第77章(1 / 2)

龙璟汐不由得露出了意味深长的笑容。

“卫将军久镇北疆,见惯沙场烽烟,胸中必有丘壑,何妨一吐为快?”

“正是,闻相高徒,必有不凡之处,让我等也开开眼界。”

“莫非卫将军是瞧不起我等文人,不肯赐教?”

话语逐渐有些变味,带着挤兑和挑衅。龙璟承在上方,只是端着酒杯,含笑看着,并未出声制止,仿佛乐见其成。

席间与闻子胥交好的大臣几次想开口,都被身边同僚暗暗拉住。气氛微妙地紧绷起来。

卫弛逸放下酒杯,目光缓缓扫过那几个咄咄逼人的文官,最后看向御座上的龙璟承。

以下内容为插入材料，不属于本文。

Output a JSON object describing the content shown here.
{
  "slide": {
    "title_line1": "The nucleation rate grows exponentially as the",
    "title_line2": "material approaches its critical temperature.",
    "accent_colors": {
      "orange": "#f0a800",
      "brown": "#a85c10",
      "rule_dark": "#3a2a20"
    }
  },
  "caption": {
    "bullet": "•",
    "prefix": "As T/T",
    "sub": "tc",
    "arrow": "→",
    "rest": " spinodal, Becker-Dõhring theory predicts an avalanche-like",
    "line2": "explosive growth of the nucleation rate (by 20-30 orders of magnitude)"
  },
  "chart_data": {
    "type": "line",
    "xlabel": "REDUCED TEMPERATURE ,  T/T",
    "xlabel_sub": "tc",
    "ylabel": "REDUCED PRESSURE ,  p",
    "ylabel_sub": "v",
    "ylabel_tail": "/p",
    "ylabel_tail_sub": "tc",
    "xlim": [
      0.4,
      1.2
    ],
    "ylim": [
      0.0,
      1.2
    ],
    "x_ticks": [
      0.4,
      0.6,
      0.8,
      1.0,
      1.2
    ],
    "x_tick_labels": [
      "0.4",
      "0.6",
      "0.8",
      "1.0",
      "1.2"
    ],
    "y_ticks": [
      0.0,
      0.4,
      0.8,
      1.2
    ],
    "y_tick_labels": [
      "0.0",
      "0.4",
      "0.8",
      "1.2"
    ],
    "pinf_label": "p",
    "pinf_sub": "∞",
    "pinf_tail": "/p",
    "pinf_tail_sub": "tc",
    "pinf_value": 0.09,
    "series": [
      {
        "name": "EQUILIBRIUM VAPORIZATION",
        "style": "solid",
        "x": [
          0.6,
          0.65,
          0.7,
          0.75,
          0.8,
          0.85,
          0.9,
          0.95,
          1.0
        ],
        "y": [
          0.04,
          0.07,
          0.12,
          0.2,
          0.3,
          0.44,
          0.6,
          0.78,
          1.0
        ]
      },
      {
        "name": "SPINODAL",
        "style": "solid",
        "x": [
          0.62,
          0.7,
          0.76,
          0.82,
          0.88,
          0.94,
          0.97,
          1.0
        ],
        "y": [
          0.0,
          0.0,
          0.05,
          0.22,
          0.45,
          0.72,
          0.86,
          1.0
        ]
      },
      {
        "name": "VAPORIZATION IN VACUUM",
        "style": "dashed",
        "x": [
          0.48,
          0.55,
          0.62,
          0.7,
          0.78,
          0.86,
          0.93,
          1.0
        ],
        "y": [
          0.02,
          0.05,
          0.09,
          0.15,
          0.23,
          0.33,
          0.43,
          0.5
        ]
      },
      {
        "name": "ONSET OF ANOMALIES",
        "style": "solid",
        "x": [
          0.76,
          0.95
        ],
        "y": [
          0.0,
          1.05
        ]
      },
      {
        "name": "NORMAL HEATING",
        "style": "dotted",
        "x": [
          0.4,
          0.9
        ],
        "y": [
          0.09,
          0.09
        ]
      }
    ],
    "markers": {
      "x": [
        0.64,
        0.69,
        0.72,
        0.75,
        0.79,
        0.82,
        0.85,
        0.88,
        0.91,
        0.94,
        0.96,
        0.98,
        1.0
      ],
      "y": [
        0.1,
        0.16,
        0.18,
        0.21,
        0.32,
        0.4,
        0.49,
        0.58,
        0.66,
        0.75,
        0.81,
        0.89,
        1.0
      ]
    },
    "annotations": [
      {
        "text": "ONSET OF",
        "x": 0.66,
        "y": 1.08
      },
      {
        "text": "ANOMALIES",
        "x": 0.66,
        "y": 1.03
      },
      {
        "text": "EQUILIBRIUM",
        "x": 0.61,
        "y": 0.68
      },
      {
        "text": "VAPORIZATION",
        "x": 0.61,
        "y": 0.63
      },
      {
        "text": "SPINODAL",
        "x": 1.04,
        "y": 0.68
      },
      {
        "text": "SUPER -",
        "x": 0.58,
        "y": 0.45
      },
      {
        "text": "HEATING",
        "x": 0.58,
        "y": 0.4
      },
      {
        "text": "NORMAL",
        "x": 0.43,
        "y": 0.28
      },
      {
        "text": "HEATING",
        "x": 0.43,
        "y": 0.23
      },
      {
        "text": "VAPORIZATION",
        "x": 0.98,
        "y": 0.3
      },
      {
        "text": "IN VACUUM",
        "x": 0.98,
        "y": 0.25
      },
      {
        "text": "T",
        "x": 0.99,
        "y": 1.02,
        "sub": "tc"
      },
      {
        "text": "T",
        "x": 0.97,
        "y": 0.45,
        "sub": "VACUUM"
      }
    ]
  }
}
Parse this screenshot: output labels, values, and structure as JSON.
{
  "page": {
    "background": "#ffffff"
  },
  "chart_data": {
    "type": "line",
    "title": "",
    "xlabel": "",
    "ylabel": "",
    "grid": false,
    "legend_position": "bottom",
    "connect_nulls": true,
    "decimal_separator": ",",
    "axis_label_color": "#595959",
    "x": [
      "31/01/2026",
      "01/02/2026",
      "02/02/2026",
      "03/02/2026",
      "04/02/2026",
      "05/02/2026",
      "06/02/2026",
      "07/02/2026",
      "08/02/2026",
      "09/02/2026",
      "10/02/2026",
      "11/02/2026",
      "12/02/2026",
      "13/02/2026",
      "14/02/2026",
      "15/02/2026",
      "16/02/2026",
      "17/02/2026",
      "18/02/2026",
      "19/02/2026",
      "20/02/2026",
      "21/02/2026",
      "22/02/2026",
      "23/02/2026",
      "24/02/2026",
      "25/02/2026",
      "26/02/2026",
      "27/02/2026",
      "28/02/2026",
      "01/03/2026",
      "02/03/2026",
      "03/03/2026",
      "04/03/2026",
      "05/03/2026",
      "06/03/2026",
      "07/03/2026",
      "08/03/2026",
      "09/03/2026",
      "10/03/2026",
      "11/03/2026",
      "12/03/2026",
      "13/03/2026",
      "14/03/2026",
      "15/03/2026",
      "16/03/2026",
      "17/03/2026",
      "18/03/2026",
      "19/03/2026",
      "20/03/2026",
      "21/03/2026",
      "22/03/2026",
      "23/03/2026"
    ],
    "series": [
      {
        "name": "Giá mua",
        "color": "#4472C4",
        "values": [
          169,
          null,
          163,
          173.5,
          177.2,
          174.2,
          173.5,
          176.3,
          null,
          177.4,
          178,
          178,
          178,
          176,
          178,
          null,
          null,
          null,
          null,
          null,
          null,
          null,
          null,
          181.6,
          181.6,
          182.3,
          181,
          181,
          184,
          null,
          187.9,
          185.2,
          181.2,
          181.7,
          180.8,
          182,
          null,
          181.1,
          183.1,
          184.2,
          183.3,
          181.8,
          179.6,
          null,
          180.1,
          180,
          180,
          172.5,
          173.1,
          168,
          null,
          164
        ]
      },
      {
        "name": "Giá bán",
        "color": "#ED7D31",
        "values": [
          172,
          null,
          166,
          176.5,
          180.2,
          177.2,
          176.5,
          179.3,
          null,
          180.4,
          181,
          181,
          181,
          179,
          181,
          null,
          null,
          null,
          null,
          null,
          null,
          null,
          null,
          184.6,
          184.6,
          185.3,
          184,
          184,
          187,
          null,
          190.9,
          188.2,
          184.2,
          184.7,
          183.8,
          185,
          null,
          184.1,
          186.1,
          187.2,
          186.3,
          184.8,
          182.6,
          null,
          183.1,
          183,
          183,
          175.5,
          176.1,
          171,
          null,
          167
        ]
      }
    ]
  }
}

年轻的皇帝正垂眸拨弄着酒杯,似乎并未注意到下方的暗流。

他心中雪亮,这岂是寻常文人的意气之争?

闻子胥眉头微蹙,正欲再次开口。卫弛逸却抬手,对他微微摇头,示意无妨。

他站起身来,身姿挺拔如松,墨蓝锦袍衬得他面容冷峻。他并未看那些挑衅者,而是面向龙璟承,拱手一礼,声音沉稳:“陛下,诸位同僚既有雅兴,臣虽粗鄙,亦不敢扫兴。诗词歌赋非臣所长,唯昔日军中,与将士同饮时,曾偶得几句粗词,以壮行色。今日便以此陋句,权作祝酒,贺我景和新朝,国运昌隆。”

殿内瞬间安静下来,所有人都看着他。

卫弛逸略一沉吟,目光似乎穿过殿宇,望向了遥远的北境风沙,朗声吟道:

“君不见,雕弓挽月射天狼,铁衣踏破雪寒霜!

君不见,龙渊夜吼匣中鸣,少年肝胆照八荒!

六艺成,千金散,呼鹰纵马平胡患。

诗书礼,射御数,丈夫岂作老蓬蒿!

边烽急,鼓声壮,寒关城外秋沙涨。

请君看,雁坡头,至今犹葬天家胄!

刀未老,鬓先斑?

银鞍白马再出关!

五花裘,换美酒,

醉卧沙场君莫笑,古来征战几人还!”

每一个字都像是裹挟着塞外的风沙与金铁之音,砸落在殿中。

那“雕弓挽月”、“铁衣踏霜”的壮阔,“龙渊夜吼”、“肝胆八荒”的豪情,“呼鹰纵马”、“岂作蓬蒿”的抱负,直至“银鞍白马”、“醉卧沙场”的洒脱与悲凉……层层递进,气象万千。虽辞藻不尚华丽,却自有一种粗粝磅礴的生命力,仿佛能让人看见血与火,听见风与号角,触摸到那些边关将士滚烫的魂魄。

武将席间,已有数人情不自禁地握紧了拳,眼眶发热,呼吸粗重。这哪里是诗?这分明是他们半生戎马的写照,是埋骨他乡的同袍未曾说出口的遗志!

余音犹在梁间萦绕,殿内落针可闻。

随即,一声清越的抚掌与轻笑打破了寂静。闻子胥不知何时已离席稍许,眸中光华流转,是毫不掩饰的激赏与快慰:

“好!好一个‘雕弓挽月射天狼,铁衣踏破雪寒霜’!气吞万里,锐不可当!更妙这‘醉卧沙场君莫笑,古来征战几人还’——悲慨沉雄,荡气回肠!弛逸此作,非深谙军旅、心怀丘壑者不能为。以战阵之气入诗,以肝胆之诚为韵,寥寥数语,写尽边关风骨、将士情怀,更见赤子报国之志。此文此气,足可悬于军门,以励三军!”